There was a clue about this when Democratic Unionist Party leader Arlene Foster popped up in to Downing Street yesterday afternoon for talks with British Prime Minister Theresa May.
When she emerged, squired by the party deputy leader and head honcho at the London parliament, Nigel Dodds, there was strong talk reminiscent of the marching season north of the Border.
We did not need reminding the DUP is propping up Mrs May's minority government, and is pretty wired at the prospect of the North exiting the EU on terms different from England, Scotland and Wales.
Mr Dodds stressed the DUP got the required assurances from Mrs May.
"She was very firm on that point. There will be no breaking up of the UK economically, constitutionally or politically," Mr Dodds told reporters in London.
We are beyond two years since UK voters delivered the 'Leave' referendum result, and less than nine months from the witching hour of 11pm on March 29, 2019, when the voters' decision becomes a stark reality.
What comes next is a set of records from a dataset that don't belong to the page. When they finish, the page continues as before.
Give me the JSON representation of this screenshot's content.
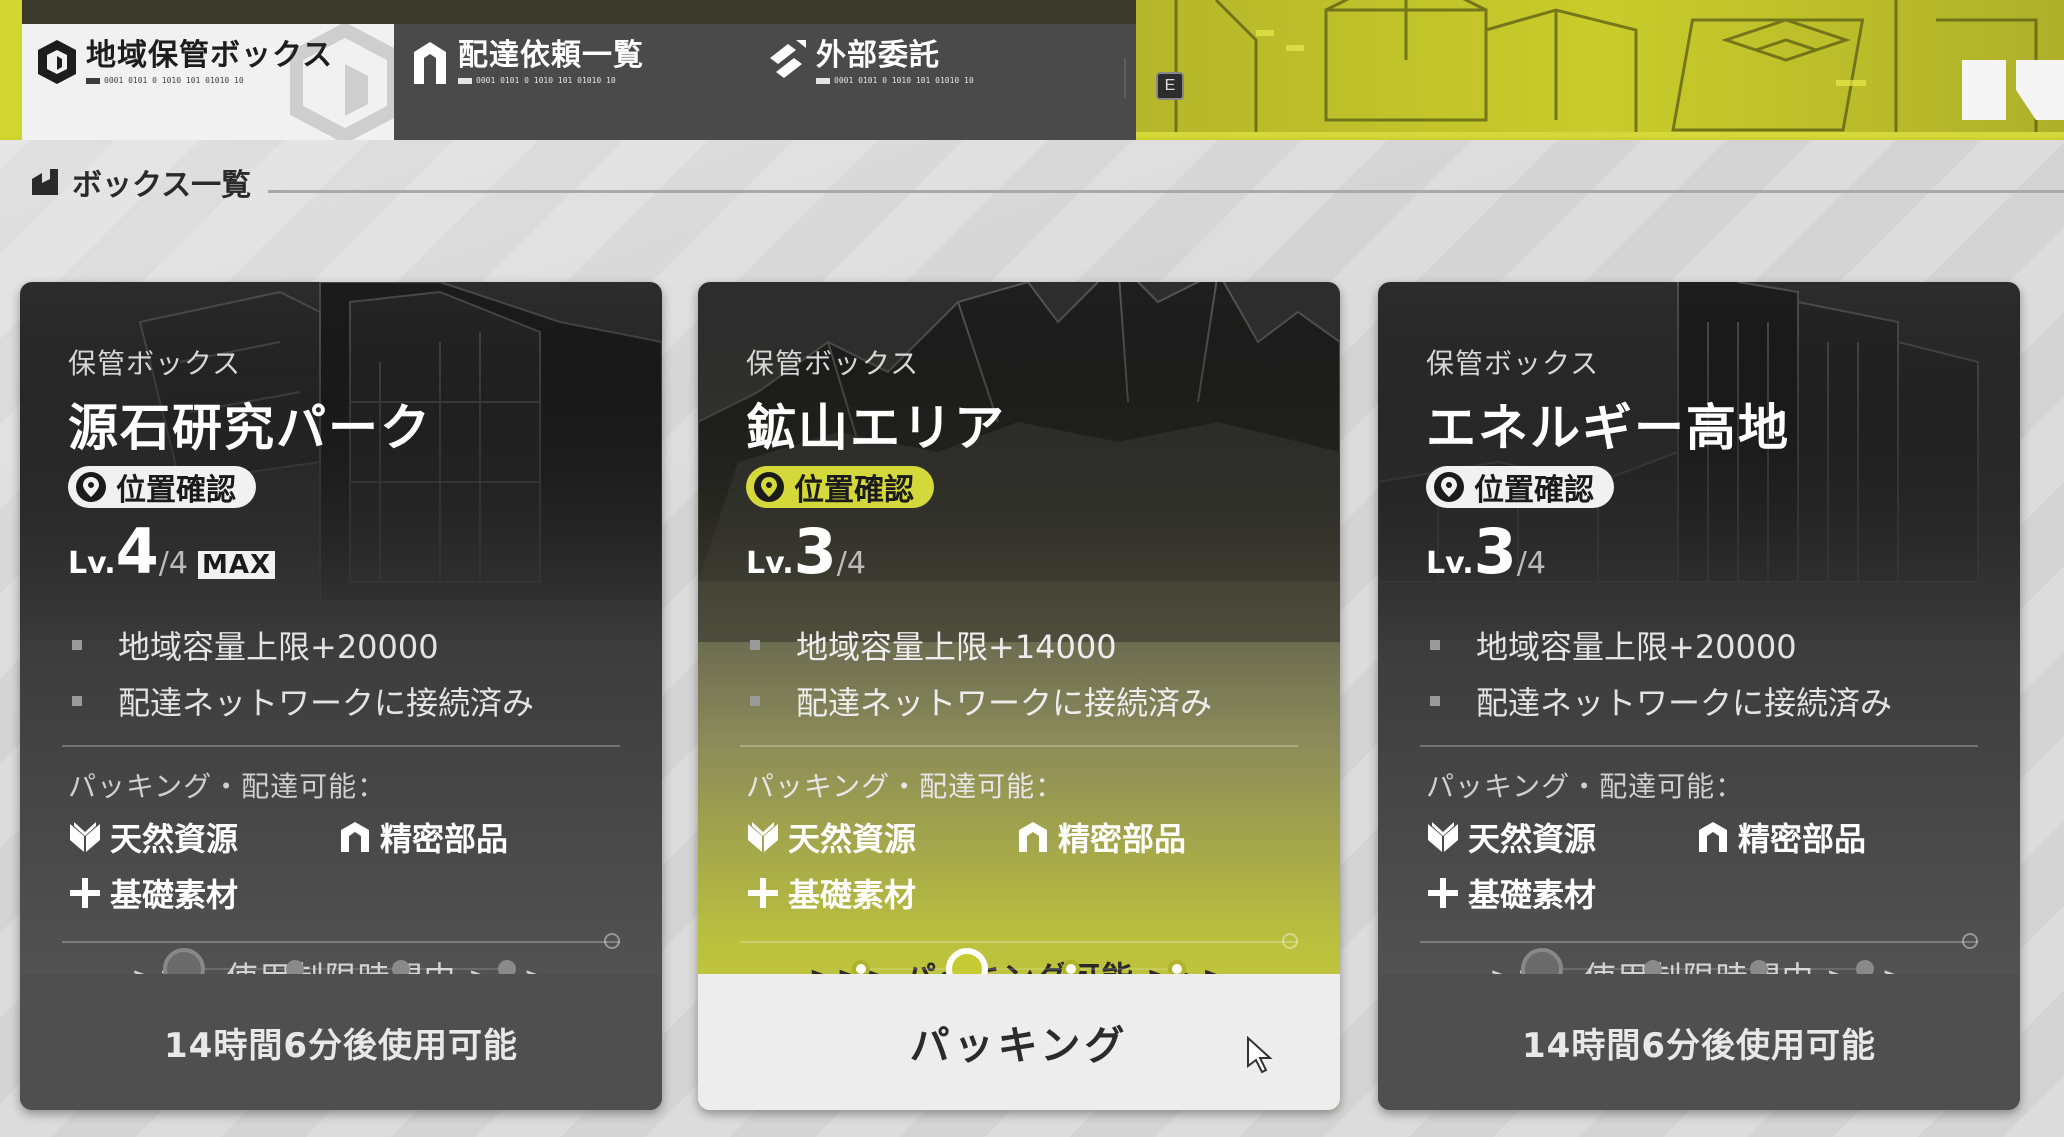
{
  "tabs": [
    {
      "label": "地域保管ボックス",
      "code": "0001 0101 0 1010 101 01010 10",
      "active": true
    },
    {
      "label": "配達依頼一覧",
      "code": "0001 0101 0 1010 101 01010 10",
      "active": false
    },
    {
      "label": "外部委託",
      "code": "0001 0101 0 1010 101 01010 10",
      "active": false
    }
  ],
  "key_hint": "E",
  "section": {
    "title": "ボックス一覧"
  },
  "cards": [
    {
      "subtitle": "保管ボックス",
      "name": "源石研究パーク",
      "location_button": "位置確認",
      "level_prefix": "Lv.",
      "level": "4",
      "level_max": "/4",
      "max_badge": "MAX",
      "bullets": [
        "地域容量上限+20000",
        "配達ネットワークに接続済み"
      ],
      "packing_title": "パッキング・配達可能：",
      "categories": [
        "天然資源",
        "精密部品",
        "基礎素材"
      ],
      "status": ">>> 使用制限時間中 >>>",
      "footer": "14時間6分後使用可能"
    },
    {
      "subtitle": "保管ボックス",
      "name": "鉱山エリア",
      "location_button": "位置確認",
      "level_prefix": "Lv.",
      "level": "3",
      "level_max": "/4",
      "bullets": [
        "地域容量上限+14000",
        "配達ネットワークに接続済み"
      ],
      "packing_title": "パッキング・配達可能：",
      "categories": [
        "天然資源",
        "精密部品",
        "基礎素材"
      ],
      "status": ">>> パッキング可能 >>>",
      "footer": "パッキング"
    },
    {
      "subtitle": "保管ボックス",
      "name": "エネルギー高地",
      "location_button": "位置確認",
      "level_prefix": "Lv.",
      "level": "3",
      "level_max": "/4",
      "bullets": [
        "地域容量上限+20000",
        "配達ネットワークに接続済み"
      ],
      "packing_title": "パッキング・配達可能：",
      "categories": [
        "天然資源",
        "精密部品",
        "基礎素材"
      ],
      "status": ">>> 使用制限時間中 >>>",
      "footer": "14時間6分後使用可能"
    }
  ],
  "colors": {
    "accent": "#d5d83a",
    "card_dark": "#2c2c2c",
    "footer_dark": "#4f4f4f"
  }
}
This coming Friday, Mrs May gathers her ministers at her official country retreat, Chequers, at the foot of the beautiful Chiltern Hills, about 60km from the heart of London.
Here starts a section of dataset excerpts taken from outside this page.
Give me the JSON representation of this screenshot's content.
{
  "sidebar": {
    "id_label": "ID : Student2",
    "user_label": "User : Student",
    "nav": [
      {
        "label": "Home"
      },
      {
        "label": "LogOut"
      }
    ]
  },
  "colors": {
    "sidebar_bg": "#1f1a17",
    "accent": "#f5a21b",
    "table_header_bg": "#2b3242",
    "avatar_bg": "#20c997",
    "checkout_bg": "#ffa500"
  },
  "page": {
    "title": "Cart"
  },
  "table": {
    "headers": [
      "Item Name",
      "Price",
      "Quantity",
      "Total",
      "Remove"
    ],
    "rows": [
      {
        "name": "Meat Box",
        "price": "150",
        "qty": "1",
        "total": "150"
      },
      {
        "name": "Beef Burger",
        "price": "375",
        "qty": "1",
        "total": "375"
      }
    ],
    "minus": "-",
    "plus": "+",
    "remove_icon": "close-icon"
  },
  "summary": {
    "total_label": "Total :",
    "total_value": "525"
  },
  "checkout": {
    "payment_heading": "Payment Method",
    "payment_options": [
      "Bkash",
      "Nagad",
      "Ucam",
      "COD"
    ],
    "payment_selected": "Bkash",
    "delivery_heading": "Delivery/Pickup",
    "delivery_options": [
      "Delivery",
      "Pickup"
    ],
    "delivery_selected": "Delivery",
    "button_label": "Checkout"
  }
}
Mrs May has summoned her warring ministers in a last-ditch effort to thrash out their final list of demands for the EU in these stalled negotiations. It is her final roll of the dice after two years of utterly unproductive squabbling over what sort of post-Brexit deal London wants from Brussels.
Ultra Brexiteers in her cabinet, and in her UK Conservative Party, insist they can live with a "no-deal crashout" - which would mean disaster for all in these islands. Defeated 'Remainers' want an exit deal to resemble EU membership as closely as possible, keeping strong links to the EU customs union and border-free single market.
So, the 'Remainers' want the UK to stay as close as possible to the EU post-Brexit. The 'Leavers' want a definitive severing of the EU links so Britain can trade again in the further reaches of the globe.
Mrs May tabled "half a plan" six weeks ago, which was promptly rejected by the EU. It suggested that plans to keep the North in the customs union could apply to the entire UK and last until 2021. Brussels said the entire UK was too big to get North concessions and the customs union time-limit was not on.
The issue of product standards, which are governed by the EU single market, was not addressed in the "half-plan". Thus far the more reasonable Brexiteers in Mrs May's line-up argue that what Irish EU Commissioner Phil Hogan calls a "cyber Border" can resolve the bulk of problems and obviate "hard Border" threats. In that mind-rotting jargon it has been dubbed "max fac", short for maximum facilitation. For weeks now, Mrs May's sherpas and gurus have been trying to find a compromise between the Leavers' "stick close to EU" and the Brexiteers' "max fac".
Observers in London call this the "third way".
In one-on-one talks in Brussels, Mrs May gave a flavour of this to Taoiseach Leo Varadkar. He was understandably cautious about what is coming, insisting we must wait and see.
But finally we are talking about days.